Just for SquiggleMum!

The other day I tweeted:

“I definitely have the most adorable, special, cute, wonderful, happy, loving children in the whole house.”

Someone else, the wonderful Wonderkarin, asked me why not in the whole of Australia?  I joked a bit, then amended it to ‘the whole world,’ but I’ve been thinking about it since and thought it might be nice to post about it.

I adore my kids, and they’re pretty special.  Apart from the ongoing sleep issue, they really are adorable, special, cute, wonderful, happy and loving.  There’s some normal toddler bickering, and big girl really doesn’t get that other people have a say too.  But she works so hard at listening and loves her little sister so much and is so caring that it’s easy to overlook.  And she’s just turned 4 for goodness’ sake!
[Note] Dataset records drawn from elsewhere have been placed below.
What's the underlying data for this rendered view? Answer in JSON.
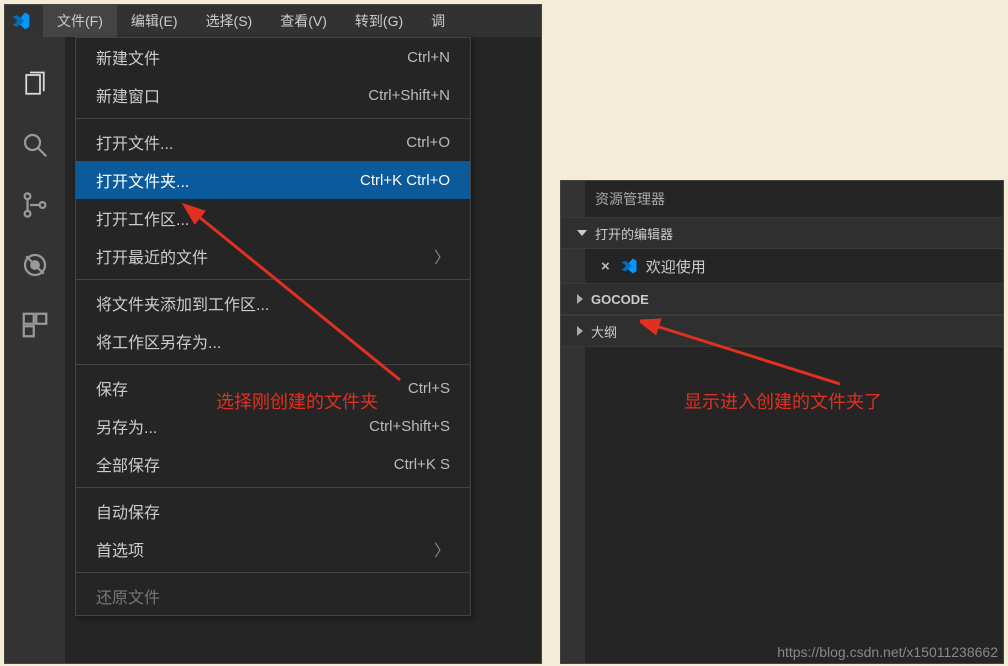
{
  "menubar": {
    "items": [
      "文件(F)",
      "编辑(E)",
      "选择(S)",
      "查看(V)",
      "转到(G)",
      "调"
    ]
  },
  "file_menu": {
    "groups": [
      [
        {
          "label": "新建文件",
          "shortcut": "Ctrl+N",
          "sub": false
        },
        {
          "label": "新建窗口",
          "shortcut": "Ctrl+Shift+N",
          "sub": false
        }
      ],
      [
        {
          "label": "打开文件...",
          "shortcut": "Ctrl+O",
          "sub": false
        },
        {
          "label": "打开文件夹...",
          "shortcut": "Ctrl+K Ctrl+O",
          "sub": false,
          "highlight": true
        },
        {
          "label": "打开工作区...",
          "shortcut": "",
          "sub": false
        },
        {
          "label": "打开最近的文件",
          "shortcut": "",
          "sub": true
        }
      ],
      [
        {
          "label": "将文件夹添加到工作区...",
          "shortcut": "",
          "sub": false
        },
        {
          "label": "将工作区另存为...",
          "shortcut": "",
          "sub": false
        }
      ],
      [
        {
          "label": "保存",
          "shortcut": "Ctrl+S",
          "sub": false
        },
        {
          "label": "另存为...",
          "shortcut": "Ctrl+Shift+S",
          "sub": false
        },
        {
          "label": "全部保存",
          "shortcut": "Ctrl+K S",
          "sub": false
        }
      ],
      [
        {
          "label": "自动保存",
          "shortcut": "",
          "sub": false
        },
        {
          "label": "首选项",
          "shortcut": "",
          "sub": true
        }
      ],
      [
        {
          "label": "还原文件",
          "shortcut": "",
          "sub": false,
          "dim": true
        }
      ]
    ]
  },
  "annotations": {
    "left": "选择刚创建的文件夹",
    "right": "显示进入创建的文件夹了"
  },
  "explorer": {
    "title": "资源管理器",
    "open_editors_label": "打开的编辑器",
    "open_editor_item": "欢迎使用",
    "folder_name": "GOCODE",
    "outline_label": "大纲"
  },
  "watermark": "https://blog.csdn.net/x15011238662"
}
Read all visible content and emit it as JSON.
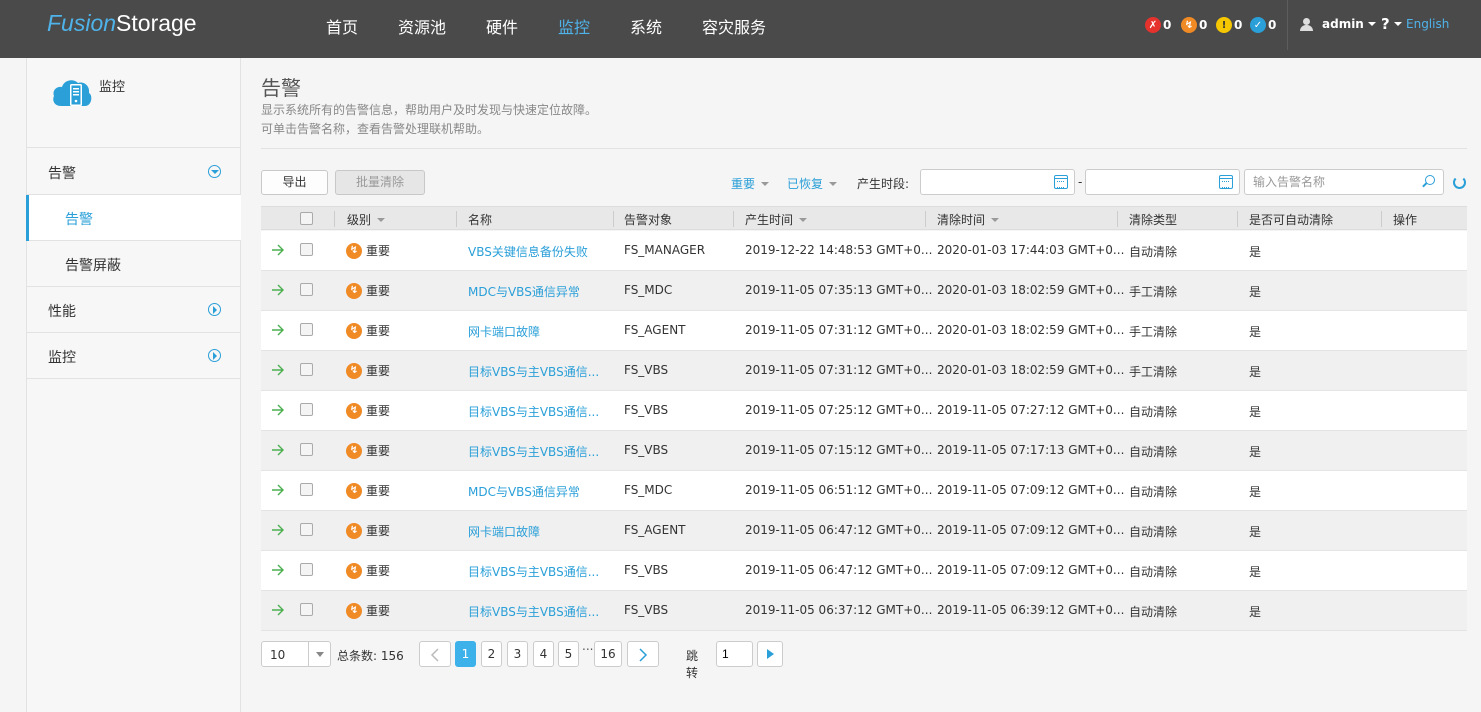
{
  "brand": {
    "part1": "Fusion",
    "part2": "Storage"
  },
  "nav": [
    {
      "label": "首页"
    },
    {
      "label": "资源池"
    },
    {
      "label": "硬件"
    },
    {
      "label": "监控",
      "active": true
    },
    {
      "label": "系统"
    },
    {
      "label": "容灾服务"
    }
  ],
  "alarm_counts": [
    {
      "name": "critical",
      "count": "0",
      "color": "#e5322d"
    },
    {
      "name": "major",
      "count": "0",
      "color": "#f08a24"
    },
    {
      "name": "minor",
      "count": "0",
      "color": "#f5c700"
    },
    {
      "name": "cleared",
      "count": "0",
      "color": "#2a9fd8"
    }
  ],
  "user": {
    "name": "admin"
  },
  "help": "?",
  "language": "English",
  "sidebar": {
    "title": "监控",
    "items": [
      {
        "label": "告警",
        "kind": "group",
        "expanded": true
      },
      {
        "label": "告警",
        "kind": "sub",
        "active": true
      },
      {
        "label": "告警屏蔽",
        "kind": "sub"
      },
      {
        "label": "性能",
        "kind": "group"
      },
      {
        "label": "监控",
        "kind": "group"
      }
    ]
  },
  "page": {
    "title": "告警",
    "desc1": "显示系统所有的告警信息，帮助用户及时发现与快速定位故障。",
    "desc2": "可单击告警名称，查看告警处理联机帮助。"
  },
  "toolbar": {
    "export_label": "导出",
    "batch_clear_label": "批量清除",
    "severity_filter": "重要",
    "status_filter": "已恢复",
    "time_label": "产生时段:",
    "start_time": "",
    "end_time": "",
    "time_sep": "-",
    "search_placeholder": "输入告警名称"
  },
  "columns": [
    "级别",
    "名称",
    "告警对象",
    "产生时间",
    "清除时间",
    "清除类型",
    "是否可自动清除",
    "操作"
  ],
  "rows": [
    {
      "severity": "重要",
      "name": "VBS关键信息备份失败",
      "object": "FS_MANAGER",
      "created": "2019-12-22 14:48:53 GMT+0...",
      "cleared": "2020-01-03 17:44:03 GMT+0...",
      "clear_type": "自动清除",
      "auto": "是"
    },
    {
      "severity": "重要",
      "name": "MDC与VBS通信异常",
      "object": "FS_MDC",
      "created": "2019-11-05 07:35:13 GMT+0...",
      "cleared": "2020-01-03 18:02:59 GMT+0...",
      "clear_type": "手工清除",
      "auto": "是"
    },
    {
      "severity": "重要",
      "name": "网卡端口故障",
      "object": "FS_AGENT",
      "created": "2019-11-05 07:31:12 GMT+0...",
      "cleared": "2020-01-03 18:02:59 GMT+0...",
      "clear_type": "手工清除",
      "auto": "是"
    },
    {
      "severity": "重要",
      "name": "目标VBS与主VBS通信...",
      "object": "FS_VBS",
      "created": "2019-11-05 07:31:12 GMT+0...",
      "cleared": "2020-01-03 18:02:59 GMT+0...",
      "clear_type": "手工清除",
      "auto": "是"
    },
    {
      "severity": "重要",
      "name": "目标VBS与主VBS通信...",
      "object": "FS_VBS",
      "created": "2019-11-05 07:25:12 GMT+0...",
      "cleared": "2019-11-05 07:27:12 GMT+0...",
      "clear_type": "自动清除",
      "auto": "是"
    },
    {
      "severity": "重要",
      "name": "目标VBS与主VBS通信...",
      "object": "FS_VBS",
      "created": "2019-11-05 07:15:12 GMT+0...",
      "cleared": "2019-11-05 07:17:13 GMT+0...",
      "clear_type": "自动清除",
      "auto": "是"
    },
    {
      "severity": "重要",
      "name": "MDC与VBS通信异常",
      "object": "FS_MDC",
      "created": "2019-11-05 06:51:12 GMT+0...",
      "cleared": "2019-11-05 07:09:12 GMT+0...",
      "clear_type": "自动清除",
      "auto": "是"
    },
    {
      "severity": "重要",
      "name": "网卡端口故障",
      "object": "FS_AGENT",
      "created": "2019-11-05 06:47:12 GMT+0...",
      "cleared": "2019-11-05 07:09:12 GMT+0...",
      "clear_type": "自动清除",
      "auto": "是"
    },
    {
      "severity": "重要",
      "name": "目标VBS与主VBS通信...",
      "object": "FS_VBS",
      "created": "2019-11-05 06:47:12 GMT+0...",
      "cleared": "2019-11-05 07:09:12 GMT+0...",
      "clear_type": "自动清除",
      "auto": "是"
    },
    {
      "severity": "重要",
      "name": "目标VBS与主VBS通信...",
      "object": "FS_VBS",
      "created": "2019-11-05 06:37:12 GMT+0...",
      "cleared": "2019-11-05 06:39:12 GMT+0...",
      "clear_type": "自动清除",
      "auto": "是"
    }
  ],
  "pagination": {
    "page_size": "10",
    "total_label": "总条数: 156",
    "pages": [
      "1",
      "2",
      "3",
      "4",
      "5",
      "16"
    ],
    "current": "1",
    "ellipsis": "...",
    "jump_label": "跳转",
    "jump_value": "1"
  }
}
Some of it’s luck, the whole genes/environment and personality thing.  Some of it’s circumstance – they have two parents who love them and can give them anything they need and a stable, nurturing environment.  Some of it is hard work on their part, especially big girl.  But I’ll also put my hand up to say some of it has been hard work on my part.  I’ll go against all the cultural conditioning that says I should be modest and say I’m really proud of the job I’ve done so far and I hope I can continue to do as well.
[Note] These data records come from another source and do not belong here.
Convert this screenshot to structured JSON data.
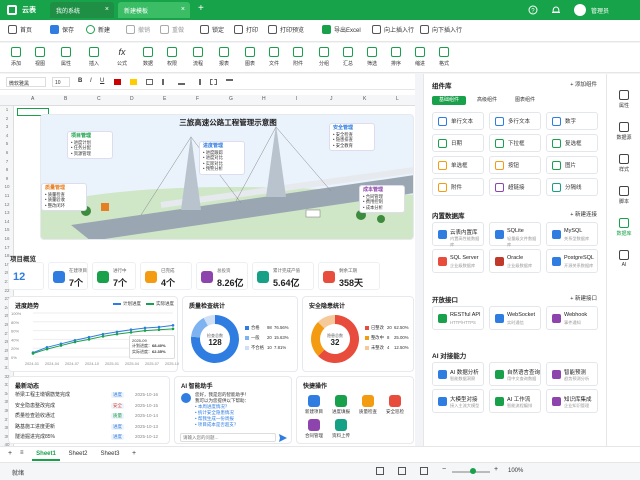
{
  "topbar": {
    "app_name": "云表",
    "tabs": [
      {
        "label": "我的系统"
      },
      {
        "label": "新建模板"
      }
    ],
    "add_tab": "+",
    "user": "管理员"
  },
  "toolbar1": [
    {
      "label": "首页"
    },
    {
      "label": "保存"
    },
    {
      "label": "新建"
    },
    {
      "label": "撤销"
    },
    {
      "label": "重做"
    },
    {
      "label": "锁定"
    },
    {
      "label": "打印"
    },
    {
      "label": "打印预览"
    },
    {
      "label": "导出Excel"
    },
    {
      "label": "向上插入行"
    },
    {
      "label": "向下插入行"
    }
  ],
  "toolbar2": [
    {
      "label": "添加"
    },
    {
      "label": "视图"
    },
    {
      "label": "属性"
    },
    {
      "label": "插入"
    },
    {
      "label": "公式"
    },
    {
      "label": "数据"
    },
    {
      "label": "权限"
    },
    {
      "label": "流程"
    },
    {
      "label": "报表"
    },
    {
      "label": "图表"
    },
    {
      "label": "文件"
    },
    {
      "label": "附件"
    },
    {
      "label": "分组"
    },
    {
      "label": "汇总"
    },
    {
      "label": "筛选"
    },
    {
      "label": "排序"
    },
    {
      "label": "缩进"
    },
    {
      "label": "格式"
    }
  ],
  "format_bar": {
    "font": "微软雅黑",
    "size": "10",
    "bold": "B",
    "italic": "I",
    "underline": "U"
  },
  "columns": [
    "A",
    "B",
    "C",
    "D",
    "E",
    "F",
    "G",
    "H",
    "I",
    "J",
    "K",
    "L"
  ],
  "rows": [
    "1",
    "2",
    "3",
    "4",
    "5",
    "6",
    "7",
    "8",
    "9",
    "10",
    "11",
    "12",
    "13",
    "14",
    "15",
    "16",
    "17",
    "18",
    "19",
    "20",
    "21",
    "22",
    "23",
    "24",
    "25",
    "26",
    "27",
    "28",
    "29",
    "30",
    "31",
    "32",
    "33",
    "34",
    "35",
    "36",
    "37",
    "38",
    "39",
    "40"
  ],
  "illustration": {
    "title": "三旅高速公路工程管理示意图",
    "callouts": [
      {
        "title": "项目管理",
        "items": [
          "• 进度计划",
          "• 任务分配",
          "• 资源管理"
        ]
      },
      {
        "title": "进度管理",
        "items": [
          "• 进度跟踪",
          "• 进度对比",
          "• 实际对比",
          "• 预警分析"
        ]
      },
      {
        "title": "安全管理",
        "items": [
          "• 安全检查",
          "• 隐患排查",
          "• 安全教育"
        ]
      },
      {
        "title": "质量管理",
        "items": [
          "• 质量检查",
          "• 质量验收",
          "• 整改闭环"
        ]
      },
      {
        "title": "成本管理",
        "items": [
          "• 合同管理",
          "• 费用控制",
          "• 成本分析"
        ]
      }
    ]
  },
  "overview": {
    "title": "项目概览",
    "kpis": [
      {
        "label": "",
        "value": "12"
      },
      {
        "label": "在建项目",
        "value": "7个"
      },
      {
        "label": "进行中",
        "value": "7个"
      },
      {
        "label": "已完成",
        "value": "4个"
      },
      {
        "label": "总投资",
        "value": "8.26亿"
      },
      {
        "label": "累计完成产值",
        "value": "5.64亿"
      },
      {
        "label": "剩余工期",
        "value": "358天"
      }
    ]
  },
  "progress_chart": {
    "title": "进度趋势",
    "legend": [
      "计划进度",
      "实际进度"
    ],
    "tooltip": {
      "date": "2025-09",
      "plan_label": "计划进度：",
      "plan_value": "68.40%",
      "actual_label": "实际进度：",
      "actual_value": "62.35%"
    }
  },
  "chart_data": [
    {
      "type": "line",
      "title": "进度趋势",
      "x": [
        "2024-01",
        "2024-04",
        "2024-07",
        "2024-10",
        "2025-01",
        "2025-04",
        "2025-07",
        "2025-10"
      ],
      "series": [
        {
          "name": "计划进度",
          "values": [
            10,
            22,
            30,
            38,
            45,
            52,
            57,
            62,
            66,
            68,
            72
          ]
        },
        {
          "name": "实际进度",
          "values": [
            8,
            18,
            26,
            34,
            40,
            47,
            52,
            56,
            60,
            62,
            64
          ]
        }
      ],
      "ylim": [
        0,
        100
      ],
      "yticks": [
        "100%",
        "80%",
        "60%",
        "40%",
        "20%",
        "0%"
      ]
    },
    {
      "type": "pie",
      "title": "质量检查统计",
      "center_label": "检查总数",
      "center_value": "128",
      "slices": [
        {
          "label": "合格",
          "value": 98,
          "pct": "76.56%"
        },
        {
          "label": "一般",
          "value": 20,
          "pct": "15.63%"
        },
        {
          "label": "不合格",
          "value": 10,
          "pct": "7.81%"
        }
      ]
    },
    {
      "type": "pie",
      "title": "安全隐患统计",
      "center_label": "隐患总数",
      "center_value": "32",
      "slices": [
        {
          "label": "已整改",
          "value": 20,
          "pct": "62.50%"
        },
        {
          "label": "整改中",
          "value": 8,
          "pct": "25.00%"
        },
        {
          "label": "未整改",
          "value": 4,
          "pct": "12.50%"
        }
      ]
    }
  ],
  "news": {
    "title": "最新动态",
    "items": [
      {
        "text": "桥梁工程主墩钢筋笼完成",
        "tag": "进度",
        "date": "2025-10-16"
      },
      {
        "text": "安全隐患整改完成",
        "tag": "安全",
        "date": "2025-10-15"
      },
      {
        "text": "质量检查验收通过",
        "tag": "质量",
        "date": "2025-10-14"
      },
      {
        "text": "路基施工进度更新",
        "tag": "进度",
        "date": "2025-10-13"
      },
      {
        "text": "隧道掘进完成85%",
        "tag": "进度",
        "date": "2025-10-12"
      }
    ]
  },
  "ai_assistant": {
    "title": "AI 智能助手",
    "greeting": "您好，我是您的智能助手！",
    "intro": "我可以为您提供以下帮助：",
    "items": [
      "• 本周进度情况？",
      "• 统计安全隐患情况",
      "• 帮我生成一份周报",
      "• 项目成本是否超支？"
    ],
    "placeholder": "请输入您的问题..."
  },
  "quick_actions": {
    "title": "快捷操作",
    "items": [
      {
        "label": "新建项目",
        "color": "#2f7de1"
      },
      {
        "label": "进度填报",
        "color": "#19a04a"
      },
      {
        "label": "质量检查",
        "color": "#f39c12"
      },
      {
        "label": "安全巡检",
        "color": "#e74c3c"
      },
      {
        "label": "合同管理",
        "color": "#8e44ad"
      },
      {
        "label": "资料上传",
        "color": "#16a085"
      }
    ]
  },
  "sheet_tabs": [
    "Sheet1",
    "Sheet2",
    "Sheet3"
  ],
  "status": {
    "text": "就绪",
    "zoom": "100%"
  },
  "right_panel": {
    "components": {
      "title": "组件库",
      "add": "+ 添加组件",
      "tabs": [
        "基础组件",
        "高级组件",
        "图表组件"
      ],
      "items": [
        {
          "label": "单行文本"
        },
        {
          "label": "多行文本"
        },
        {
          "label": "数字"
        },
        {
          "label": "日期"
        },
        {
          "label": "下拉框"
        },
        {
          "label": "复选框"
        },
        {
          "label": "单选框"
        },
        {
          "label": "按钮"
        },
        {
          "label": "图片"
        },
        {
          "label": "附件"
        },
        {
          "label": "超链接"
        },
        {
          "label": "分隔线"
        }
      ]
    },
    "databases": {
      "title": "内置数据库",
      "add": "+ 新建连接",
      "items": [
        {
          "name": "云表内置库",
          "desc": "内置高性能数据库"
        },
        {
          "name": "SQLite",
          "desc": "轻量级文件数据库"
        },
        {
          "name": "MySQL",
          "desc": "关系型数据库"
        },
        {
          "name": "SQL Server",
          "desc": "企业级数据库"
        },
        {
          "name": "Oracle",
          "desc": "企业级数据库"
        },
        {
          "name": "PostgreSQL",
          "desc": "开源关系数据库"
        }
      ]
    },
    "apis": {
      "title": "开放接口",
      "add": "+ 新建接口",
      "items": [
        {
          "name": "RESTful API",
          "desc": "HTTP/HTTPS"
        },
        {
          "name": "WebSocket",
          "desc": "实时通信"
        },
        {
          "name": "Webhook",
          "desc": "事件通知"
        }
      ]
    },
    "ai": {
      "title": "AI 对接能力",
      "items": [
        {
          "name": "AI 数据分析",
          "desc": "智能数据洞察"
        },
        {
          "name": "自然语言查询",
          "desc": "用中文查询数据"
        },
        {
          "name": "智能预测",
          "desc": "趋势预测分析"
        },
        {
          "name": "大模型对接",
          "desc": "接入主流大模型"
        },
        {
          "name": "AI 工作流",
          "desc": "智能流程编排"
        },
        {
          "name": "知识库集成",
          "desc": "企业知识管理"
        }
      ]
    }
  },
  "rail": [
    {
      "label": "属性"
    },
    {
      "label": "数据源"
    },
    {
      "label": "样式"
    },
    {
      "label": "脚本"
    },
    {
      "label": "数据库"
    },
    {
      "label": "AI"
    }
  ],
  "colors": {
    "brand": "#17a34a",
    "accent": "#2f7de1",
    "red": "#e74c3c",
    "orange": "#f39c12"
  }
}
But they’re not the best kids in the world.

There isn’t really any such thing.  What I consider traits to cherish and nurture, someone else will consider bad manners.  What I consider minor annoyances or just being a little kid, someone else will consider mortifying.  And there will definitely be lots of people who think baby girl’s sleep (or lack thereof) disqualify her straight away.  We all have different values we want to pass on to our kids.

Which makes the whole competetive mothering thing absolutely pointless, doesn’t it.  Why would I compare my kids to someone else’s when I don’t want kids like theirs?  I don’t mean that in a bad way, just that I will guarantee that we have different priorities of what we want our kids to be like.  And that’s the other reason I don’t like saying my kids are the best in the world – I’m not competing with anyone and I don’t want to.

My kids are the most gorgeous, caring, kind, smartest, funniest, cuddliest, cheekiest, most confident, curious and just plain fun kids in this house.  They always will be, and that’s all they need to be.  Are yours?